Bien que l'histoire du PCF ait fait l'objet d'un investissement très fort dans le domaine de l'histoire, donnant lieu à d'innombrables contributions (parfois d'inégale qualité), très peu de travaux ont étudié dans le détail le congrès fondateur qui s'est tenu à Tours à la fin de l'année 1920. Le travail d'Annie Kriegel, auteur d'une monumentale thèse sur la question (1964), avait contribué à populariser la thématique de la « greffe » bolchevique sur l'organisation française, s'opposant à l'idée, alors défendue âprement par les historiens communistes ou proches d'eux, d'une continuité avec une quelconque tradition nationale, insistant sur la nouveauté radicale du modèle communiste prôné par le Komintern.
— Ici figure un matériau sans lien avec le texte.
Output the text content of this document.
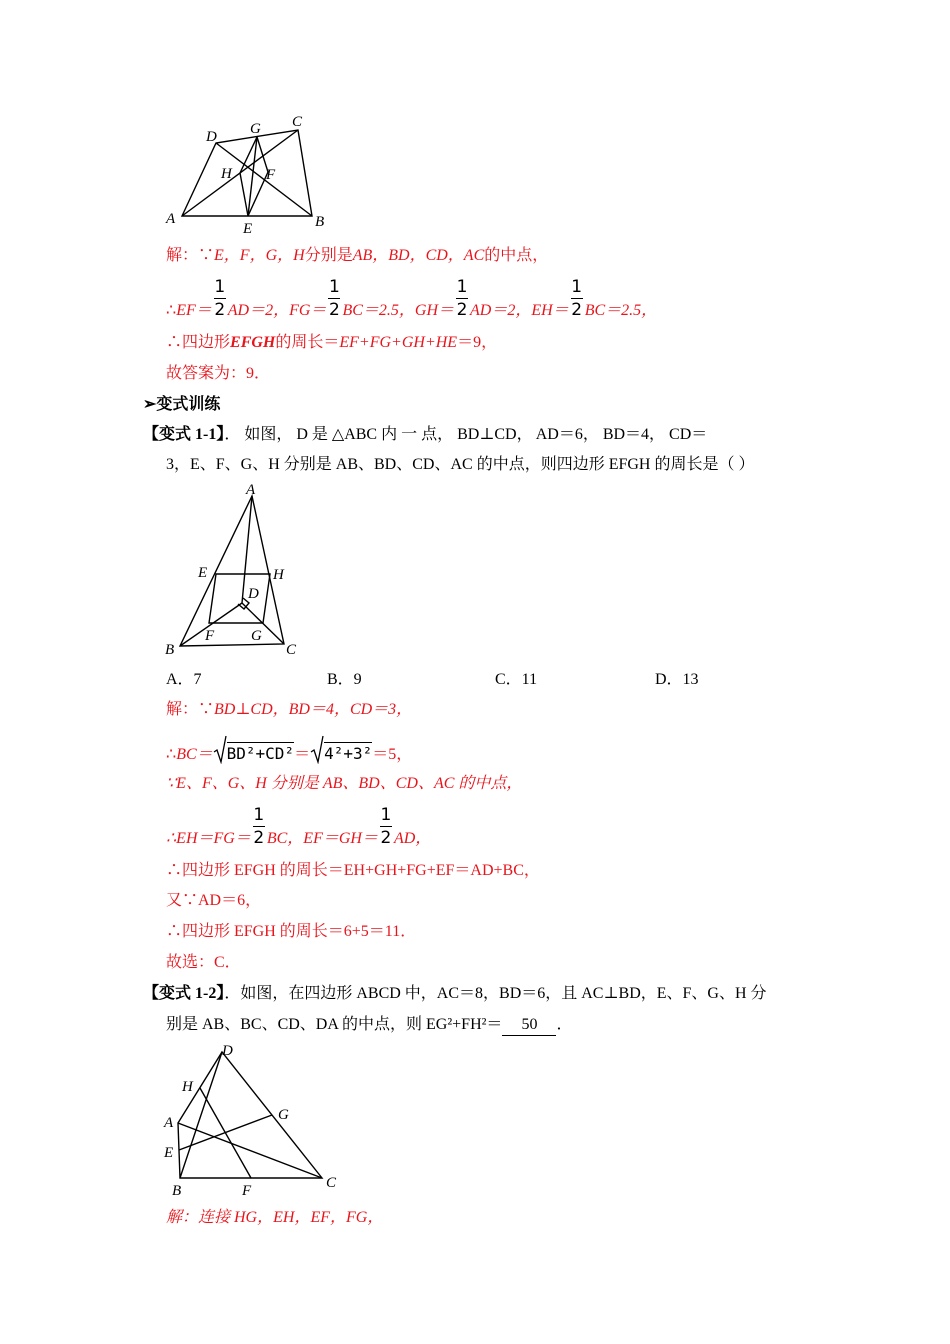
A	B
C
D
E
F
G
H
解：∵E，F，G，H分别是AB，BD，CD，AC的中点，
∴EF＝ $\frac{1}{2} AD=2$，$FG= \frac{1}{2} BC=2.5$，$GH= \frac{1}{2} AD=2$，$EH= \frac{1}{2} BC=2.5$，
∴四边形EFGH的周长＝EF+FG+GH+HE＝9，
故答案为：9．
➢变式训练
【变式 1-1】． 如图， D 是 △ABC 内 一 点， BD⊥CD， AD＝6， BD＝4， CD＝
3，E、F、G、H 分别是 AB、BD、CD、AC 的中点，则四边形 EFGH 的周长是（ ）
B	C
A
E	H
D
F G
A．7	B．9	C．11	D．13
解：∵BD⊥CD，BD＝4，CD＝3，
∴BC＝ BD²+CD²＝ 4²+3²＝5，
∵E、F、G、H 分别是 AB、BD、CD、AC 的中点，
∴EH＝FG＝ $\frac{1}{2}$ BC，$EF=GH= \frac{1}{2}$ AD，
∴四边形 EFGH 的周长＝EH+GH+FG+EF＝AD+BC，
又∵AD＝6，
∴四边形 EFGH 的周长＝6+5＝11．
故选：C．
【变式 1-2】．如图，在四边形 ABCD 中，AC＝8，BD＝6，且 AC⊥BD，E、F、G、H 分
别是 AB、BC、CD、DA 的中点，则 EG²+FH²＝ 50 ．
A
B	C
D
E
F
G
H
解：连接 HG，EH，EF，FG，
C'est dans un contexte plus apaisé – les enjeux politiques étant bien moindres vingt ans après la chute du mur de Berlin – que Romain Ducoulombier a publié un ouvrage issu de sa thèse en 2010, qui devrait être réédité à la fin de l'année 2020. Outre le changement d'atmosphère historiographique et idéologique, l'historien a bénéficié d'un accès à des archives (notamment de Moscou) qui étaient indisponibles avant l'effondrement de l'URSS.
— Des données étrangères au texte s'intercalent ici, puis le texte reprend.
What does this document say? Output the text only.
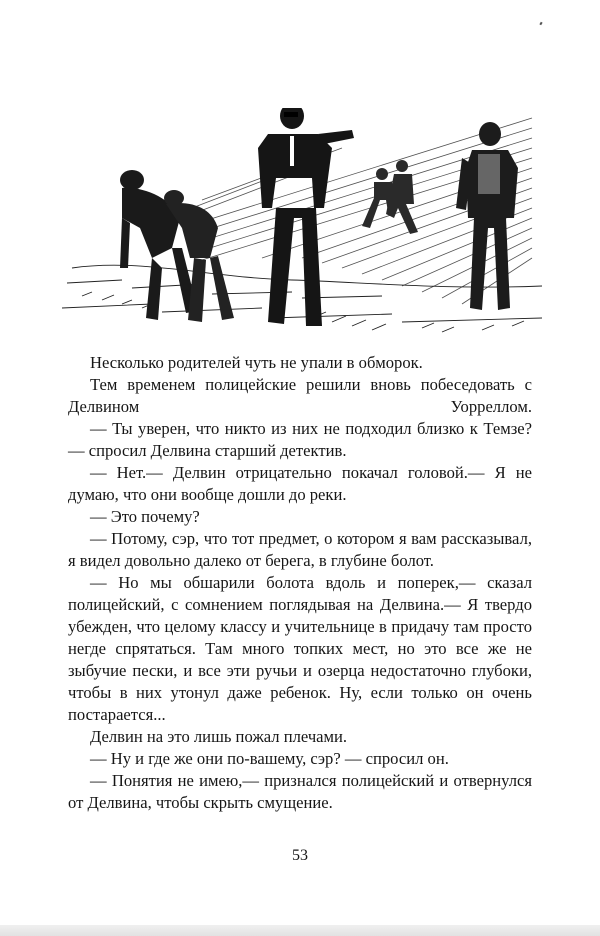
Несколько родителей чуть не упали в обморок.

Тем временем полицейские решили вновь побеседовать с Делвином Уорреллом.

— Ты уверен, что никто из них не подходил близко к Темзе? — спросил Делвина старший детектив.

— Нет.— Делвин отрицательно покачал головой.— Я не думаю, что они вообще дошли до реки.

— Это почему?

— Потому, сэр, что тот предмет, о котором я вам рассказывал, я видел довольно далеко от берега, в глубине болот.

— Но мы обшарили болота вдоль и поперек,— сказал полицейский, с сомнением поглядывая на Делвина.— Я твердо убежден, что целому классу и учительнице в придачу там просто негде спрятаться. Там много топких мест, но это все же не зыбучие пески, и все эти ручьи и озерца недостаточно глубоки, чтобы в них утонул даже ребенок. Ну, если только он очень постарается...

Делвин на это лишь пожал плечами.

— Ну и где же они по-вашему, сэр? — спросил он.

— Понятия не имею,— признался полицейский и отвернулся от Делвина, чтобы скрыть смущение.

53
Continuité ou rupture avec les travaux d'Annie Kriegel? Ducoulombier, en avançant l'hypothèse d'une « régénération » du socialisme français, veut montrer que l'attraction du bolchevisme doit être comprise comme un choix répondant au désarroi provoqué par 1914. L'historien affirme que la « greffe » extérieure ne tient [End Page 195] pas, car le choix des militants français ne peut être compris indépendamment de leurs espérances et valeurs d'avant-guerre. Pourtant, la préface de Marc Lazar invite à douter de l'incompatibilité des deux hypothèses: « il propose une nouvelle version de la greffe bolchevique non plus limitée à Tours, mais à laquelle il donne une acception extensive (p. 15) ».
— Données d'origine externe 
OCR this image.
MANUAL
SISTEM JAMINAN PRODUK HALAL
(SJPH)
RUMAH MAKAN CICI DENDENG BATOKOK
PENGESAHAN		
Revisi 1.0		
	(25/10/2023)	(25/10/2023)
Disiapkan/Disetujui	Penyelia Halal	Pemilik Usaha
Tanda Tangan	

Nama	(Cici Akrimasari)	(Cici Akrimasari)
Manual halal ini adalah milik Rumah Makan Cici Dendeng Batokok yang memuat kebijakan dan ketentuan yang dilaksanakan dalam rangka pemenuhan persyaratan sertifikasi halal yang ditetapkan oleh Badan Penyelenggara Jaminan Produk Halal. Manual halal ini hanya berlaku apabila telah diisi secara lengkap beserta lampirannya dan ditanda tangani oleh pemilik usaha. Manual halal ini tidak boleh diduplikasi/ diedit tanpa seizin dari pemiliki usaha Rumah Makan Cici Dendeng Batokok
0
C'est en effet l'aspect « extensif » de ce travail qui mérite d'être discuté. Il invite à penser les débuts du communisme en rapport avec la tradition socialiste française ou plus exactement avec certains traits de cette dernière. Sur le plan méthodologique, l'historien ne fait pas mystère de ses préférences: il revendique une histoire politique et conceptuelle inspirée par François Furet. Il partage avec ce dernier une profonde répulsion à l'égard du communisme « moscoutaire », mêlée en permanence à une fascination face à l'ampleur du phénomène, tout particulièrement en France. On est évidemment loin ici d'une histoire sociale qui expliquerait la naissance du communisme « par en bas »; les acteurs de ce qui se joue à Tours sont avant tout une poignée d'individus emblématiques, une élite militante. Le reproche a déjà été adressé à l'auteur de Camarades ! d'avoir exagérément porté attention aux joutes au sein de l'appareil. Mais il n'est pas suffisant à nos yeux pour disqualifier les hypothèses suggérées ici, d'autant que Ducoulombier s'est réellement plongé dans la vie du parti – ainsi par exemple à travers la section de Melun (p. 290) – au-delà des archives des organes de direction français et internationaux qui, il est vrai, constituent l'ossature première de ce travail.

Situons-nous néanmoins dans la perspective de Ducoulombier et de ses choix méthodologiques pour tenter de saisir la pertinence et/ou les limites éventuelles de ses principales hypothèses, notamment celles qui sont relatives à la « régénération » (qu'il appelle aussi « soif de pureté », entre autres). Selon lui, « l'essentiel est que, dans une Europe meurtrie par la guerre, toute une génération de jeunes militants a ressenti l'intense besoin de s'étiqueter communiste pour se distinguer radicalement d'un socialisme officiel compromis dans la guerre » (p. 153).